So my Mum is a typical, low information republican voter. She doesn’t watch FOX news — she doesn’t watch any news really at all, and as a result she is woefully uninformed about what has been going on the last few years since trump got into office.
The thing is, she supports a lot of Democratic ideas, but considers us to be naive, reactionary people who are bad for America and too concerned with being “fair”. She was very active in the local republican party when Dad was alive — he was a FOX watching, gun hoarding, “teapartier” veteran who was convinced that Dems are all commies and traitors — but he had his stroke before trump got into office and has since passed away almost a year ago. As a career military spouse, she buys into the party line that only republicans care about the military and they have been lifelong republican voters. She does not understand why I am not one like she and my brother are.
She is completely unaware of the things trump has done to undercut the military, our international diplomatic credibility, the war on LGBTQ+ people, immigrants and minorities. She is completely unaware that trump has spent one third of his presidency on the golf course, and only plays at his own clubs so he can charge the Secret Service for rooms and golf carts. She is unaware that he regularly says racist, sexist things and lies constantly. And she won’t hear about any of it, or look it up for herself, either. It’s “too negative” and “we can’t judge because he has a hard job”. The press is also suspect.
We’ve talked about all kinds of things since Dad has passed — about not touching black kids in the grocery store when she would never tolerate that when we were little, about how to fix the economy in the light of Covid-19 and the stimulus checks, about corporate greed and living wages and healthcare for all. And she’s mostly for Democratic positions — helping the poor, making things more affordable, paying people a living wage (though we disagree on how much that actually is) — and she “can’t stand” trump, but plans to vote for him anyway because he is the republican nominee. Like she’s not allowed to vote for anyone else, and Joe Biden is “just as bad or worse” than trump is.

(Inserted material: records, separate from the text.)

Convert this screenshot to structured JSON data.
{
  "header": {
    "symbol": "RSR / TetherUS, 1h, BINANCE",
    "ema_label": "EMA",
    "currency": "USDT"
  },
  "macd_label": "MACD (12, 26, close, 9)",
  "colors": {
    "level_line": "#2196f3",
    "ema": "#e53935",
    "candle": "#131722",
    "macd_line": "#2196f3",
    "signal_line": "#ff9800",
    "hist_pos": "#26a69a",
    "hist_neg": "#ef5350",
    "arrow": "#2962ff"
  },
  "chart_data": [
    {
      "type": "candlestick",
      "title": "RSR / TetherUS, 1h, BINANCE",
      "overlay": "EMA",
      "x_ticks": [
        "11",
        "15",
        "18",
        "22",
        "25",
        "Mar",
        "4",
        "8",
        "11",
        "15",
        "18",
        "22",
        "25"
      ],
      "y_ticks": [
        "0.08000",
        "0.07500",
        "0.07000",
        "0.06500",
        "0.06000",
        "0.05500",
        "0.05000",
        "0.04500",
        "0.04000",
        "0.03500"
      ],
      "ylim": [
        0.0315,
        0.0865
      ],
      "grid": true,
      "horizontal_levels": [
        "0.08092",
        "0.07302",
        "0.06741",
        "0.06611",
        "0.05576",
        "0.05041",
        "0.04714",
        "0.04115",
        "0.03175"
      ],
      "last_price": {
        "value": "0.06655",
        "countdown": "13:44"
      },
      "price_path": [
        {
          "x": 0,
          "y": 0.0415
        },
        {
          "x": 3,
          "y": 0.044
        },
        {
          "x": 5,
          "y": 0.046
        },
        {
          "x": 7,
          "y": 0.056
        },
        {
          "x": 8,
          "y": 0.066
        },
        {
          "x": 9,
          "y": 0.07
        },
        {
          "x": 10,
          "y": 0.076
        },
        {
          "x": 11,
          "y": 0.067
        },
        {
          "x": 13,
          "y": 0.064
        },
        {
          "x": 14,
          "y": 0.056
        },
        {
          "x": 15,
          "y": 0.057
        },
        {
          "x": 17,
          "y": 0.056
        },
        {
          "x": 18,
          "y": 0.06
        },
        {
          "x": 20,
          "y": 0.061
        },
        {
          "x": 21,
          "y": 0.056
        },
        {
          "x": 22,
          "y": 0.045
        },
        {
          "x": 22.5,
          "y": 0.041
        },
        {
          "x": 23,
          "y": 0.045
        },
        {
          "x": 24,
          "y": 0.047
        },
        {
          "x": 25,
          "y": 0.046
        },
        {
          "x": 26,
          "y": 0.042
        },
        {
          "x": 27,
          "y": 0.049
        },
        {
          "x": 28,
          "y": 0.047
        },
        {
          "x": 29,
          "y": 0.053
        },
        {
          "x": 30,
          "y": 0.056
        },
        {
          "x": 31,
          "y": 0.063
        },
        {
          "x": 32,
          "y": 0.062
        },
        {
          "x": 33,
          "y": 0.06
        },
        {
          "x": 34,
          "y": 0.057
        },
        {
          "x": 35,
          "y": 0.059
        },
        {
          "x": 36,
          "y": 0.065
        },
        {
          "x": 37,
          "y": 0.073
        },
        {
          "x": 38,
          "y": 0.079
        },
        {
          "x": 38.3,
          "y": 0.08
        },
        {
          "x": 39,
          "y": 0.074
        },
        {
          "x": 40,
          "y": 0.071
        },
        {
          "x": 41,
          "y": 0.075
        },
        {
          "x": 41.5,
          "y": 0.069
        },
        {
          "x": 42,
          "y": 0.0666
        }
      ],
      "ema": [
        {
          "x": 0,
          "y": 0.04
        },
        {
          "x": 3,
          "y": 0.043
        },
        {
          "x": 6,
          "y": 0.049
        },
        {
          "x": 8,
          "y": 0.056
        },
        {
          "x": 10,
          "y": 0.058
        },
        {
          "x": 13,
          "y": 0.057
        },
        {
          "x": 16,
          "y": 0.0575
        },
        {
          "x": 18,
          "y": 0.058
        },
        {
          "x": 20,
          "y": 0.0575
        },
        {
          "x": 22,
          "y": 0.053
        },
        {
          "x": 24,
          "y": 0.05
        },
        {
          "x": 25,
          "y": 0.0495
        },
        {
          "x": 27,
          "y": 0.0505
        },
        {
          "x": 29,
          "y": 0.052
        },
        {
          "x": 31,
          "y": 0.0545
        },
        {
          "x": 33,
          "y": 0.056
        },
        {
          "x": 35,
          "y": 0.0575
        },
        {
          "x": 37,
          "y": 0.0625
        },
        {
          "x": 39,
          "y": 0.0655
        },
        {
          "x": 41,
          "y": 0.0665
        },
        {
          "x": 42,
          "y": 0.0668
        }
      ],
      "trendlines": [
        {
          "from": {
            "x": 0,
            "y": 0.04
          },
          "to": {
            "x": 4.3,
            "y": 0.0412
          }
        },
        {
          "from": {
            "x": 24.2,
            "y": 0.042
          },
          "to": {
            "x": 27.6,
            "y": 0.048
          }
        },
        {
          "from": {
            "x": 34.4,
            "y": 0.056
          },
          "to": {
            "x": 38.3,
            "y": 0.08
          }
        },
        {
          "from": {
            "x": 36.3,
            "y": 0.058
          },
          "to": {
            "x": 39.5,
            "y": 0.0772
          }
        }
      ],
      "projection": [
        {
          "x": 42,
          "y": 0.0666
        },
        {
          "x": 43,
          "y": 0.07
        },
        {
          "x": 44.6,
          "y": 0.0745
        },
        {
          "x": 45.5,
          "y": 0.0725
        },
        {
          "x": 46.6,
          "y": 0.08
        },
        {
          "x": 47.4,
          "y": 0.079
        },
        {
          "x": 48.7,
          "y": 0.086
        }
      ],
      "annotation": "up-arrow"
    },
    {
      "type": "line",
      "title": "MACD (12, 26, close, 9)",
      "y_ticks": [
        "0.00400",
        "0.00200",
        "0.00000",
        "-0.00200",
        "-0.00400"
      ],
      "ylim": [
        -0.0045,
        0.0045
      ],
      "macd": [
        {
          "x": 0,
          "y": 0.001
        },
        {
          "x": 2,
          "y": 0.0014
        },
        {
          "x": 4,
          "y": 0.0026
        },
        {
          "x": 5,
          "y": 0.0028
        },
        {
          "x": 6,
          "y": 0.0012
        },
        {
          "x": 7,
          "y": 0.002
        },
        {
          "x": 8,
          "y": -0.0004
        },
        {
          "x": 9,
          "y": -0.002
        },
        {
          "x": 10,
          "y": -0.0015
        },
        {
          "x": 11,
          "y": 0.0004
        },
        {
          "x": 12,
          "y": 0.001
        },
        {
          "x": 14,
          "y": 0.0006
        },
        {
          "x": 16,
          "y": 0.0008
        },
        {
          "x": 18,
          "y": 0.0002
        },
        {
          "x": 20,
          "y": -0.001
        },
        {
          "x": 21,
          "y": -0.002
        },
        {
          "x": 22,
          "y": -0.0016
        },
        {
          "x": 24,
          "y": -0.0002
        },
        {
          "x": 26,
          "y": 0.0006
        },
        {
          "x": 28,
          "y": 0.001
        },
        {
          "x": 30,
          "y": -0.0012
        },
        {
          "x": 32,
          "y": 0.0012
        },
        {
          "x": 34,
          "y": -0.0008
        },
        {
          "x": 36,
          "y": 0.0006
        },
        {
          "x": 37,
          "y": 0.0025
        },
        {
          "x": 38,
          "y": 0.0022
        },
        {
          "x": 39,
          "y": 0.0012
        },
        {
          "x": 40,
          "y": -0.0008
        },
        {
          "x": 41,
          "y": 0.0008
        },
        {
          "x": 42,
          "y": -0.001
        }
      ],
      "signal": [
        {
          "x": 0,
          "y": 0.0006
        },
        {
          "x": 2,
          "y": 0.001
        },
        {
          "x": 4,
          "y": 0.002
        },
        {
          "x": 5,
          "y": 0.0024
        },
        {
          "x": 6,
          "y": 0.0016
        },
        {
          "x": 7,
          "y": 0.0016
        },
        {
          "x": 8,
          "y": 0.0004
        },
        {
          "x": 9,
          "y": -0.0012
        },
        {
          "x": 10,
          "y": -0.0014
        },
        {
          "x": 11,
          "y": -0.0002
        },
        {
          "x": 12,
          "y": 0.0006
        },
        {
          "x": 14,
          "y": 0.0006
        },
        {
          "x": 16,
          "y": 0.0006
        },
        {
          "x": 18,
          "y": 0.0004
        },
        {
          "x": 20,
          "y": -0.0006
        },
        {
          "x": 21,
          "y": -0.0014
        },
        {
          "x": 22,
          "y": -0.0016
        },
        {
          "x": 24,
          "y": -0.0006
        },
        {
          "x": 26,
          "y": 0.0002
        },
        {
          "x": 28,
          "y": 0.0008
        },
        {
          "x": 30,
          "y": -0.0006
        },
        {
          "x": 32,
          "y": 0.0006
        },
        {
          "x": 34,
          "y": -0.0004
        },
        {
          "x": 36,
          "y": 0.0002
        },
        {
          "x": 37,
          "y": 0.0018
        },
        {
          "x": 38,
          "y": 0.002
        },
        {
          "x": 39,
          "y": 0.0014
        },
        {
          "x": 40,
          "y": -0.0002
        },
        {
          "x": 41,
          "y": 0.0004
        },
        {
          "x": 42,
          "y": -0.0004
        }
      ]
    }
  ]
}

But today’s topic was racism — and it was a series of difficult conversations over the course of the day. It all started because of the meme above — I was scrolling through Facebook and she asked me to go back so she could read it — and decided it’s “not fair”. I won’t bore you with the whole conversation, but there were cries of, “But *I’m* not a racist!” and some white tears and the words “black people getting all this special attention” were uttered.
She is a racist. A “soft” racist, not an overt one, but that is still racism. She thinks that it’s perfectly ok to touch black kids in the grocery store because she’s “harmless” and they are cute, but doesn’t do that to white kids. She thinks that black people “game the system” because she ran a cleaning business that hired black women (and paid minimum wage) who needed to keep their incomes below a certain level to keep medical insurance for their kids. She doesn’t mind that *I* get SNAP because I “need it” (I get $16 a month) and spend it on treats for myself, but black people are buying “lobster and steak” with their SNAP and “wasting it” while driving nice cars and having iPhones. She went to segregated schools in the south (graduated in ‘64) and does not have any black friends, but “knows” that black people “don’t participate the same” in white society by “choice”. She also thinks that black people are “too angry” over the past — as though racism just doesn’t happen because she doesn’t say the N word and doesn’t mind black people on her TV shows. So she’s totally a racist. I get that.
What I don’t understand is how to make her see the bigger picture. We went back and forth a couple times today about why there is protesting, who is doing the actual looting, police brutality and the role of black people in society. We talked about not centering the conversation on her feelings of being attacked or guilt, but of what needs to change in society to make it better for everyone. We talked about systemic oppression and basic concepts — black people are disproportionately imprisoned, passed over for jobs because of their names, randomly stopped on the street for being black, killed during arrests for minor crimes, live by a set of rules that white people never think about and so on — and I can almost get there with her and she goes back to “but *I’m* not a racist” as if that is enough and turns on the water works.
I don’t know how to be a better ally in this situation. I don’t know what words will make the light bulb go on for her. I don’t expect her to march in the street, I just want her to be able to recognise that racism is *very* much an ongoing thing and that the culture we live in perpetuates it at every level and it *has* to change. That she has to examine some of the beliefs she holds about race and adapt her behavior to the 21st century. She says “ I just don’t see it the way you do”, not realising that I see things they way I do because of how she raised me and what I was exposed to as an Army brat around the US and Europe. I’m not colorblind — I absolutely see race because black people never get to be not black. But I’m vocal about injustice and do not tolerate that shit in my little corner of the universe.
I’m open to suggestions on how to keep steadily bringing her along until she understands that Black Lives Matter — and that things are grossly out of balance in our society. She asked me when racism wouldn’t be a problem anymore and I told her flat out when white people change, and that people of color have every right to be angry as hell about how things are now, even though she doesn’t see the bad things that happen everyday.
I’m NOT asking black people to make me feel better, to congratulate me on my efforts, or to give me a solution to my problem at all. I’m really asking white people of the same generation and background to give me ideas on how to make it clear that we are the problem, and we have to get off our asses and sort it out one at a time, day by day until it no longer exists.